Mais certains choisissent d’insuffler une touche de modernité aux anciennes pratiques : « En piochant dans la tradition, mais aussi avec un petit côté novateur, les artistes font leur révolution », confie Emma Rouquette, tatoueuse réaliste.

Elle ne tarit pas d’éloges sur les têtes d’affiche de sa profession comme le Canadien Stace Forand, plus connu sous le nom de Waterstreet Phantom, qui incorpore à la tradition japonaise de l’irezumi, une vision rituelle de l’encrage vieille de quelques millénaires, les références des animes et des mangas pour un résultat haut en couleur.

Une concurrence low cost

Au-delà de ces tatoueurs trentenaires à la jonction entre les enseignements de leurs aînés, des maîtres qui leur ont tout appris du métier jusqu’au ménage et à la gestion du salon, des novices sont bien décidés à imposer leurs propres règles. Pour ceux qui ne font pas le choix des écoles fleurissant sur le territoire le tatouage s’apprend en autodidacte.

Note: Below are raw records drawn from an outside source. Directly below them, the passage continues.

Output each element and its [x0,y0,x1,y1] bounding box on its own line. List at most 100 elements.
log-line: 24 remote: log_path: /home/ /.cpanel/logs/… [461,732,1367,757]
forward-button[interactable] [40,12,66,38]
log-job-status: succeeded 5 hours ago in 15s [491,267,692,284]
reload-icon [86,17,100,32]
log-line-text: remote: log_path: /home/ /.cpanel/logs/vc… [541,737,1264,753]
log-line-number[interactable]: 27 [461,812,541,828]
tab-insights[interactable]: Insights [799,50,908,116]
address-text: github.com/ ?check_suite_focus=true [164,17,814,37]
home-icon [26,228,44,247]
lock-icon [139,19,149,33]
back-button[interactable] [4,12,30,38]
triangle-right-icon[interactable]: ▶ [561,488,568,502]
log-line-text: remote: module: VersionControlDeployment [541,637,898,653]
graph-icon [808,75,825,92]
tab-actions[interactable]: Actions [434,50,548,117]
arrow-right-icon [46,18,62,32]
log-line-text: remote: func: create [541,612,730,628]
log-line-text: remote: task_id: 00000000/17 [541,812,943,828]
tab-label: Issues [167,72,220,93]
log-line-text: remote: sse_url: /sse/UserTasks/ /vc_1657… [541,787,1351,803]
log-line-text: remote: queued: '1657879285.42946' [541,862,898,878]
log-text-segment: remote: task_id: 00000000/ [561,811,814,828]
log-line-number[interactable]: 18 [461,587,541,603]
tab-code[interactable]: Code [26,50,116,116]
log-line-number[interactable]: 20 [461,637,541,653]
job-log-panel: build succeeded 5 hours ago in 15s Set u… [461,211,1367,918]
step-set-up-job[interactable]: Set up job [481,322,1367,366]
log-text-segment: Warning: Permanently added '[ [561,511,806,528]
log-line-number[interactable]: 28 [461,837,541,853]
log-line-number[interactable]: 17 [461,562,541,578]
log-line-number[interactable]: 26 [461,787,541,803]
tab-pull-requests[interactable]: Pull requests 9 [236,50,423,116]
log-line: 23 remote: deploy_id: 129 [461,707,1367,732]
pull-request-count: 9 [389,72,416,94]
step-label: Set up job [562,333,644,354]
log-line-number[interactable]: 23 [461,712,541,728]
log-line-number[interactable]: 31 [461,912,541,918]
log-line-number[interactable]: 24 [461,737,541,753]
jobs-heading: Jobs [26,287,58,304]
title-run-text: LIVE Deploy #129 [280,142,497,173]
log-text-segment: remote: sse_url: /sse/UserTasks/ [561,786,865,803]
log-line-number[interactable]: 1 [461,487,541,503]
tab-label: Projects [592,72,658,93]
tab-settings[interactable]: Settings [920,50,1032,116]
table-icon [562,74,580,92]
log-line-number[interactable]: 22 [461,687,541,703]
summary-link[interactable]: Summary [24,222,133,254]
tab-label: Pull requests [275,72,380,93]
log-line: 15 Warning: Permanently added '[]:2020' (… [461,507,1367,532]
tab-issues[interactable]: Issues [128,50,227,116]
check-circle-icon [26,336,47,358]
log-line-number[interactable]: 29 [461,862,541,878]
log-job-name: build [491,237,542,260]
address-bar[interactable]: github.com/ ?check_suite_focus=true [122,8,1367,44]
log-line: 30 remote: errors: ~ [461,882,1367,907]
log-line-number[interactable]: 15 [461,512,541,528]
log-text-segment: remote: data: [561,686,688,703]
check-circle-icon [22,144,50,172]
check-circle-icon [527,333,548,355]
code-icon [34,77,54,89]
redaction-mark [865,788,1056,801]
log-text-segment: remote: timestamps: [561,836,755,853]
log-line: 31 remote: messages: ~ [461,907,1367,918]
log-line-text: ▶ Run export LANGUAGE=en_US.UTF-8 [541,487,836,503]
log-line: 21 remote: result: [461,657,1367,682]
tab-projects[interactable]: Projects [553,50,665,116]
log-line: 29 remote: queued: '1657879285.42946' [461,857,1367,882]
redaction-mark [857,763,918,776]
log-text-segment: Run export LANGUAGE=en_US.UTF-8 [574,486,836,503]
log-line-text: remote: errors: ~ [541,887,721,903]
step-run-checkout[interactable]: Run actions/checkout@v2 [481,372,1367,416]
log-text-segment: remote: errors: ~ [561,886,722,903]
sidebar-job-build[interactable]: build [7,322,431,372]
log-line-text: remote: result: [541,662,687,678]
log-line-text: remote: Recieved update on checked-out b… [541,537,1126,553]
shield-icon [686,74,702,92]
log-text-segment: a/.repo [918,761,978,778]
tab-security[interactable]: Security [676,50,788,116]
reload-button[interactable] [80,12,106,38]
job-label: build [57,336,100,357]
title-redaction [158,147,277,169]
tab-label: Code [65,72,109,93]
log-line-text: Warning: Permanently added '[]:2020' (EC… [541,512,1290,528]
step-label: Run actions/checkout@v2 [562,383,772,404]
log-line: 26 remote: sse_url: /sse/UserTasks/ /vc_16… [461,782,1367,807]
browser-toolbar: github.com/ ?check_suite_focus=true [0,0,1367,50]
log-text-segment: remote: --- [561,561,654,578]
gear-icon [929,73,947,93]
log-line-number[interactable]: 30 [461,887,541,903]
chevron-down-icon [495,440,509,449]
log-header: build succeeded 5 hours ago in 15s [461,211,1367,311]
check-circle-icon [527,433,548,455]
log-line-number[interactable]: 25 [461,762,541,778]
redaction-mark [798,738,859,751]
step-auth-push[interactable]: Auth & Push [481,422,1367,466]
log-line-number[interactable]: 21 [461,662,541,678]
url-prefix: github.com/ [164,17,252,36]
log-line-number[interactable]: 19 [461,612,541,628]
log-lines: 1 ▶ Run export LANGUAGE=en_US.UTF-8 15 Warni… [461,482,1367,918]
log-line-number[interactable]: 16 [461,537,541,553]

Refusant aussi les apprentissages en salon qui compensent normalement l’absence de diplôme et peuvent durer des années, cette nouvelle génération tatoue depuis chez elle, armée de machines commandées sur Internet en quelques clics, en suivant des tutoriels en ligne.

Cette concurrence inquiète les tatoueurs traditionnels, qui se doivent de rester attractifs face à ces semi-pros aux tarifs plus bas, puisqu’ils n’ont pas à payer de locaux. D’autant qu’elle génère aussi des problèmes pour les clients que les tatoueurs installés sont de plus en plus nombreux à devoir corriger : « On ne peut pas tatouer comme ça en partant de rien car autrement on va faire des dégâts. Dessiner sur la peau, ce n’est pas du tout comme dessiner sur du papier », explique Emma Rouquette dont le « recouvrement » est une des spécialités.

Si de nombreux jeunes tatoueurs tiennent à respecter les enseignements de leurs aînés, ils espèrent injecter à la profession de nouvelles valeurs, plus proches de celles qui sont chères à leur génération.

Les encres interdites

Dernier coup de massue : l’interdiction de l’usage de certaines encres de couleur en janvier 2022. Devoir trouver des substituts a de lourdes conséquences économiques sur les tatoueurs et, dans certains cas, les alternatives proposées, davantage diluées, n’ont pas le même rendu sur la peau.

À partir de 2023, certains pigments bleus et verts pourraient être amenés à disparaître, une menace de taille. A l’heure où le travail de la peau pose des contraintes, les motifs, comme les œuvres d’art avant eux, déferlent dans le monde virtuel par le biais des NFTs.